Written by: Nils Mork-Ulnes

Published on: March 11, 2016

We have collated 10 trends that we think are reshaping digital in 2016. This is the second installment of our series which looks at things that are happening now in Q1, whilst identifying trends to look out for in the rest of the year.

You may already be familiar with many of the trends we highlight in this series, but the cycle of innovation and iteration that our industry is known for means existing concepts can suddenly find radically new trajectories. In this series, we highlight ten ideas that are gaining rapid traction today, and which will reshape how we digitally interact with the world around us.

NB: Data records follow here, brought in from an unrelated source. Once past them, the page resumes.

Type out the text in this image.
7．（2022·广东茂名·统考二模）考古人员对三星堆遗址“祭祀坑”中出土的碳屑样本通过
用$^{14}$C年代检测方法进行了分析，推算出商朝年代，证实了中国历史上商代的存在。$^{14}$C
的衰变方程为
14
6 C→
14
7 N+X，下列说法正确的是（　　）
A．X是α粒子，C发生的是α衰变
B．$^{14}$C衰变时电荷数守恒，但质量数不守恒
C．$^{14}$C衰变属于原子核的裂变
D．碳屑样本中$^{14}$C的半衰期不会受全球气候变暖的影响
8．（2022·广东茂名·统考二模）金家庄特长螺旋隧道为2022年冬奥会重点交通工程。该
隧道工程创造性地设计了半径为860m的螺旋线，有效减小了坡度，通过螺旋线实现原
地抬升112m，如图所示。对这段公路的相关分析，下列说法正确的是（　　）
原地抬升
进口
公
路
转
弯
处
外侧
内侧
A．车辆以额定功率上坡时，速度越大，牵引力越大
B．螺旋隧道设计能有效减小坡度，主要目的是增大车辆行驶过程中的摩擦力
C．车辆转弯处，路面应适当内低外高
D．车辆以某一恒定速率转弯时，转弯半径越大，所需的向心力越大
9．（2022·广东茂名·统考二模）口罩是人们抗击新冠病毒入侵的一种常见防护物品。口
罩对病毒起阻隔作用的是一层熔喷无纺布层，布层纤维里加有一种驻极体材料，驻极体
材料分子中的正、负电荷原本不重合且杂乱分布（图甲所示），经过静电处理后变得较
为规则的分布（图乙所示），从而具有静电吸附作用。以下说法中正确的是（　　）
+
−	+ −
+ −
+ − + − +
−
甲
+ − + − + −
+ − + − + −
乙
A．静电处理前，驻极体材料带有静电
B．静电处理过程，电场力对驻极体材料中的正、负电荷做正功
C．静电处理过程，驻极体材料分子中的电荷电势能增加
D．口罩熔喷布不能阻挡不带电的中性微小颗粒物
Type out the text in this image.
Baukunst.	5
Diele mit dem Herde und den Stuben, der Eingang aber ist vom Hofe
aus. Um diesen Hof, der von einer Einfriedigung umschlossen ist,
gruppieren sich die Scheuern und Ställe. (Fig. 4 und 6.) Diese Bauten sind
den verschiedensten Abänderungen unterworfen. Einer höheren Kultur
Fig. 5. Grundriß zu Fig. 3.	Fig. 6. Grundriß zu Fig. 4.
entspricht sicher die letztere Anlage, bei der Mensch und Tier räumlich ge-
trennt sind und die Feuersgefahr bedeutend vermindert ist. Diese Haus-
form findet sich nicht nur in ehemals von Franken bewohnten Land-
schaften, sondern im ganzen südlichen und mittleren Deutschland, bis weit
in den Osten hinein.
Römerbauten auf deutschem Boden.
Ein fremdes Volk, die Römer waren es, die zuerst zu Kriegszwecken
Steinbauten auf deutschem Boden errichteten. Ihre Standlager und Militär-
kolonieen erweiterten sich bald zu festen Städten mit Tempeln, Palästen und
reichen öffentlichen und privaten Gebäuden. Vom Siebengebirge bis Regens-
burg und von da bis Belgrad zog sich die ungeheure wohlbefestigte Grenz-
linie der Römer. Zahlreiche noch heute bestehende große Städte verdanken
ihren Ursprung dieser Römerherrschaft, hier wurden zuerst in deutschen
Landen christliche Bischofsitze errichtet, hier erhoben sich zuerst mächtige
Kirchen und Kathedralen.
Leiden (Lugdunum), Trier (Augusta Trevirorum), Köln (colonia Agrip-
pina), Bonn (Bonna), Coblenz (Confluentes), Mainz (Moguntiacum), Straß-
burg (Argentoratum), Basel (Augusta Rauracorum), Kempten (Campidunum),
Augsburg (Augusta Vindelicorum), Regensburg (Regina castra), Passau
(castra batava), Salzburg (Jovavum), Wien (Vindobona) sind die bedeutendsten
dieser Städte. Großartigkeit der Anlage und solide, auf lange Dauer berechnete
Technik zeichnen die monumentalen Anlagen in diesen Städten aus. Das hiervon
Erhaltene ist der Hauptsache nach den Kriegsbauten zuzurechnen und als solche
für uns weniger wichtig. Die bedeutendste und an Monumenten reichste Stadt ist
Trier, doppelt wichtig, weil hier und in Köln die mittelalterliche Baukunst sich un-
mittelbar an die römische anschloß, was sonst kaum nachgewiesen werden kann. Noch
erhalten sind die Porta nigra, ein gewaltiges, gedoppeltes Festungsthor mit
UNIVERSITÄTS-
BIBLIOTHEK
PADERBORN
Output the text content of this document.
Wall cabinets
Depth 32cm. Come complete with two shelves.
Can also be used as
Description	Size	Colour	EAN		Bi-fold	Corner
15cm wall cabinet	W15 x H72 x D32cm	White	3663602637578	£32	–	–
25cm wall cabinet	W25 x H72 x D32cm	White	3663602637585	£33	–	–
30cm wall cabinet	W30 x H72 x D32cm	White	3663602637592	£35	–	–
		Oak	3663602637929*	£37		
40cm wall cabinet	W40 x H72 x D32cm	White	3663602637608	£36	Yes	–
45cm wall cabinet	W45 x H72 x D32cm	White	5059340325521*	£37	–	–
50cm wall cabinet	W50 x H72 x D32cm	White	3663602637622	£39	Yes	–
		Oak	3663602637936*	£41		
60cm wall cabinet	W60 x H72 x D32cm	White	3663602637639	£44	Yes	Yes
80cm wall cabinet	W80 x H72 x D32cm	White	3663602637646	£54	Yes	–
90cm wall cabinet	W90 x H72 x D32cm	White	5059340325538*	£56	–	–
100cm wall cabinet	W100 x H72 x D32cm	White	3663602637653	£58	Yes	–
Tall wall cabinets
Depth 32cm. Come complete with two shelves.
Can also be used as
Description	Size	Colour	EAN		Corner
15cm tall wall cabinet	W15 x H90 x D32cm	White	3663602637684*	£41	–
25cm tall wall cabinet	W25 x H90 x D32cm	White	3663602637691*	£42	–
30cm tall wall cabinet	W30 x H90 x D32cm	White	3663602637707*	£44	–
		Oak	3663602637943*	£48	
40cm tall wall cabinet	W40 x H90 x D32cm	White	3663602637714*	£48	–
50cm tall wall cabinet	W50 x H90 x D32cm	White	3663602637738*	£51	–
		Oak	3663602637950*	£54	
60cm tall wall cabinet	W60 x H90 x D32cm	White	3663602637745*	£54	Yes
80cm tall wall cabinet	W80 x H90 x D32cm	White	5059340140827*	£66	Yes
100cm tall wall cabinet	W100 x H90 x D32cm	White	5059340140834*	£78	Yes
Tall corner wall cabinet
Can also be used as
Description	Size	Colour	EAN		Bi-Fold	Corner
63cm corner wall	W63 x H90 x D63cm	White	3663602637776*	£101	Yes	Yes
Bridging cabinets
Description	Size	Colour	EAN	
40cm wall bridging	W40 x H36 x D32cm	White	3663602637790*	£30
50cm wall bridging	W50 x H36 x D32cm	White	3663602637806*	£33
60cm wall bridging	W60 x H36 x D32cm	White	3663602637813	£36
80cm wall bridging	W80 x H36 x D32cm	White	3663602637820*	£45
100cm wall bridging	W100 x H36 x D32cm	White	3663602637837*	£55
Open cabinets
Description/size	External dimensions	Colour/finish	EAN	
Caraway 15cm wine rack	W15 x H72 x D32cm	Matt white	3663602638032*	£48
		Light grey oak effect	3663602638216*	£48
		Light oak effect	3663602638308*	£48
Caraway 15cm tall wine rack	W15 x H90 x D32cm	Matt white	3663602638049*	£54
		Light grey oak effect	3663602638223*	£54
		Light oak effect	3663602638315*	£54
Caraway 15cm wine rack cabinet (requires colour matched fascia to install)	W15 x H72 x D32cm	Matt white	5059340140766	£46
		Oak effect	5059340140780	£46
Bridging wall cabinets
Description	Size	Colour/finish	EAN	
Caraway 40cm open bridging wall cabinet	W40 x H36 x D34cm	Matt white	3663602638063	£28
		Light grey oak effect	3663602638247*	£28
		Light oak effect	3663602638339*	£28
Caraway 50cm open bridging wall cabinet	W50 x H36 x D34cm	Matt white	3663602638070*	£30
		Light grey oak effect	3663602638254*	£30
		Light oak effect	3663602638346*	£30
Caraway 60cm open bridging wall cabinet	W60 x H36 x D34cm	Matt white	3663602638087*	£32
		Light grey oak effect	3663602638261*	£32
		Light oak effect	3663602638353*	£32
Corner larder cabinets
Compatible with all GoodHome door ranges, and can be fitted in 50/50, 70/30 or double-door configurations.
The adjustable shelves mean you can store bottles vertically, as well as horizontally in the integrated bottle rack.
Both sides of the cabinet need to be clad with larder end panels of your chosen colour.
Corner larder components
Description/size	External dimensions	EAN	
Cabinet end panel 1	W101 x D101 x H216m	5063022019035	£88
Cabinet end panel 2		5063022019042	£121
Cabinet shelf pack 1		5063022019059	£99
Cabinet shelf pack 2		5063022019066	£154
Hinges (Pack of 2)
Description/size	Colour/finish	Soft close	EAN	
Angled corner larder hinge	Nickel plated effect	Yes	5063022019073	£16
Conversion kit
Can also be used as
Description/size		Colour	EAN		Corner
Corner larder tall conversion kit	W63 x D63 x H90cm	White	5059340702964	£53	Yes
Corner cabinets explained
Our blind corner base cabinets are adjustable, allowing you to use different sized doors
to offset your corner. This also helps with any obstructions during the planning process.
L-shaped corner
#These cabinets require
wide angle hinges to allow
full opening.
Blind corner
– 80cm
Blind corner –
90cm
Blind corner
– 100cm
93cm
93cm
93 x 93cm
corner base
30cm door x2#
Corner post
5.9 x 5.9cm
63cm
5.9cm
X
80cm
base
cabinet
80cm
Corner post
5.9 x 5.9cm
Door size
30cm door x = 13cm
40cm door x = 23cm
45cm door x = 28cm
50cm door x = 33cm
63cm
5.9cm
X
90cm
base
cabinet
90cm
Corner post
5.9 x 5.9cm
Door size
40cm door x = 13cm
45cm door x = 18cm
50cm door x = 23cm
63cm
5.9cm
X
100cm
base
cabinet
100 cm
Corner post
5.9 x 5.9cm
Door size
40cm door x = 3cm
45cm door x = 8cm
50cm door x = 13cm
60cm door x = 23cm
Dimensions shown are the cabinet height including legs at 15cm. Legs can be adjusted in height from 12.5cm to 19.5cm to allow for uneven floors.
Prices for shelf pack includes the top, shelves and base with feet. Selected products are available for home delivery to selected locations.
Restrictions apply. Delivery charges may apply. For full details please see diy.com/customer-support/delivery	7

To help you organize your priorities for the trends in this series, we have sorted them as “trends to prepare for now” and “trends to start thinking about”.

Our second installment is a trend to prepare for now:

App functionality on demand will blur the distinction between the web and apps


Apps dominate the time we spend on our phones – it’s as high as 90% according to Flurry.

The app experience outperforms the mobile browser experience – it’s faster and more streamlined, typically using a cleaner UI. It also has a better integration of native functionality, such as using the camera to add credit card info rather than having to type it. This level of experience means that people prioritize apps over their mobile browser.

But app use is dominated by a small handful of social networking and messaging apps, with Facebook being by far the largest.

By some estimates, the top 0.01% of apps garner 99% of all use and monetization.

This concentration of attention is a huge barrier for mobile app developers and threatens the diversity of choice that we are used to from the web.

The two largest platforms – Apple and Google – need to address those barriers or risk leaving customers with much poorer diversity as part of their ecosystem.

Google has already introduced streaming of apps and we should expect to see other new ways of accessing app functionality in 2016. For example, using app functionality on demand for a temporary amount of time could be a feature introduced soon by Apple and Google. Brands should start thinking about how they could leverage this, especially if they don’t qualify as having a use case for an “everyday app” relationship with their customers.